Wednesdays to Saturdays, 10am to 6pm Wednesday 5 March to Saturday 12 April
"My making and firing are a reflection of the processes of nature, sometimes life giving, sometimes destructive."
‘The River Runs Deep’! How does this relate to a contemporary ceramics practice? As it turns out – it has everything to do with both the individual works and their groupings, in this extremely engaging exhibition. For many years Barbara Campbell-Allen has responded to inspiring environmental experiences through making what are hand-built, woodfired ceramic works, with forms and surfaces brought together to reflect her observations and perceptions of travelling through a range of different landscapes. A well-acknowledged ceramic artist with an Order of Australia Medal (OAM) and other awards, and a Masters Degree, she has taught, exhibited and curated exhibitions consistently throughout her career, and was president of The Australian Ceramics Association in 2005 and 2006.

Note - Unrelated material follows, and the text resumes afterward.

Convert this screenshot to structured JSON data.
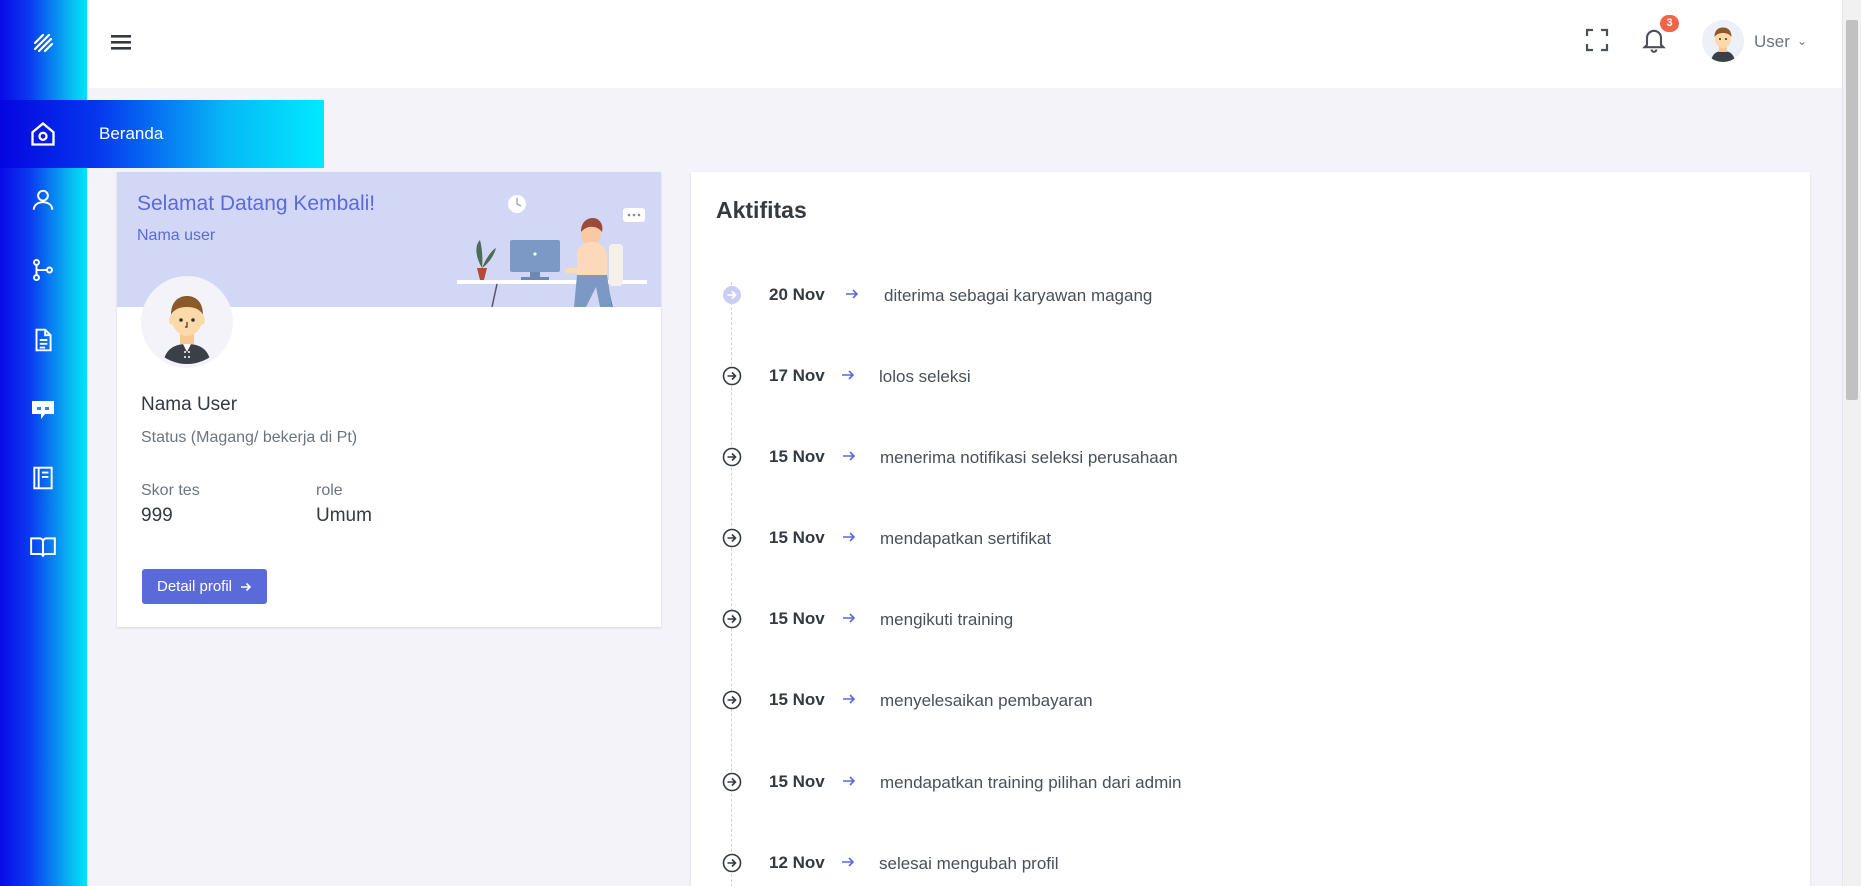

Before she started working in ceramics in the late 1970s at East Sydney Technical College and later at the Gippsland Centre for Design and Art, she had studied geomorphology, a science that researches the origin and development of landforms (such as hills, valleys, sand dunes, caves and rocks), and how they combine to form landscapes. Inevitably, these directions came together in her work, through related materials, forms, surfaces and textures, and consideration of geological formation processes involving water, heat and erosion. Hand-forming with buff or white stoneware clay, and porcelain and earthenware slip surfaces, she has used wood-firing anagama kilns since first building one in 1988, usually firing in long four-day sessions.
Now, in her fourth solo exhibition at Rochfort Gallery, we can join her in a further experience: this time a nine-day rafting journey down the Franklin River in Southwest Tasmania, now a world heritage wilderness area of temperate rainforest. Along the way she was reminded of various histories of the Franklin River, including its geological history as a Gondwanaland split followed by ice ages with glaciers; its geomorphology with fluvial erosion sculpting the canyon as it transitions from quartzite to limestone; its Indigenous history over 25,000 years; colonial, convict and logger history from 1815; and environmental activism, including ‘the blockade’ experience in 1982/3 to stop the damming of the Franklin river, and the subsequent establishment of the World Heritage Wilderness Area.
Each work demonstrates her impressive skills in both designing and making ceramic works and in expressing what she is aiming to interpret. In arranging the installation, she has grouped each work in sequences experienced across those days, reminding herself of such as the contrast of turbulence of rapids to the stillness of pools, of large boulders to shingly pebbles, and high canyons to river flats. She hopes that in working our way round the exhibition, we might also recognise the sequence of her journey which she describes as a ‘metaphor for the experience of life’.